Dimensão analítica: Cultura e Artes

Título do artigo: Artes e públicos entre mediação, emancipação e participação

Autora: Rafaela Neiva Ganga

Filiação institucional: Instituto de Sociologia da Faculdade de Letras da Fundação Universidade do Porto

E-mail: rafaela.ganga@gmail.com

Palavras-chave: Mediação, Emancipação, Participação.

Neste texto organizam-se algumas ideias sobre a edição de 2012 da conferência Em nome das artes ou em nome dos públicos? pretendendo-se colocar algumas questões que possam, eventualmente, alimentar o debate. Esta conferência internacional, organizada anualmente pelo Serviço Educativo da Culturgest (http://conferencia2012enaenp.blogspot.pt/), discute protagonistas, estratégias e espaços de relação entre públicos e artes, muito particularmente, entre instituições culturais e seus (não) públicos.

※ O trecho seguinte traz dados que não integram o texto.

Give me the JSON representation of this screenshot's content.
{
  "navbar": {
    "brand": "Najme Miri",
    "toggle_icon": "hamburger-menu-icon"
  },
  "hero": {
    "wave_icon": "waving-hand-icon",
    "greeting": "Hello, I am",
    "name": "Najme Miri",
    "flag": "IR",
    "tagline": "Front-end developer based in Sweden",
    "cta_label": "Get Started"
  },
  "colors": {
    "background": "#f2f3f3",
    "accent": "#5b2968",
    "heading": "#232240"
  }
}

Esta discussão parece-me premente quando se trata de debater o trabalho educativo, o trabalho educativo não-escolar e, muito particularmente, o trabalho educativo de âmbito cultural e artístico. Neste sentido, talvez seja o momento de lembrar o subtítulo da conferência: mediação, emancipação e participação. Conceitos muito caros a todos/as que pensamos e fazemos este campo. Terão estes conceitos relações de causalidade intrínsecas entre si, tais como: convocar a participação dos públicos é mediar culturas e potenciar a emancipação dos mesmos? Vejamos alguns contributos dos dois dias de trabalhos.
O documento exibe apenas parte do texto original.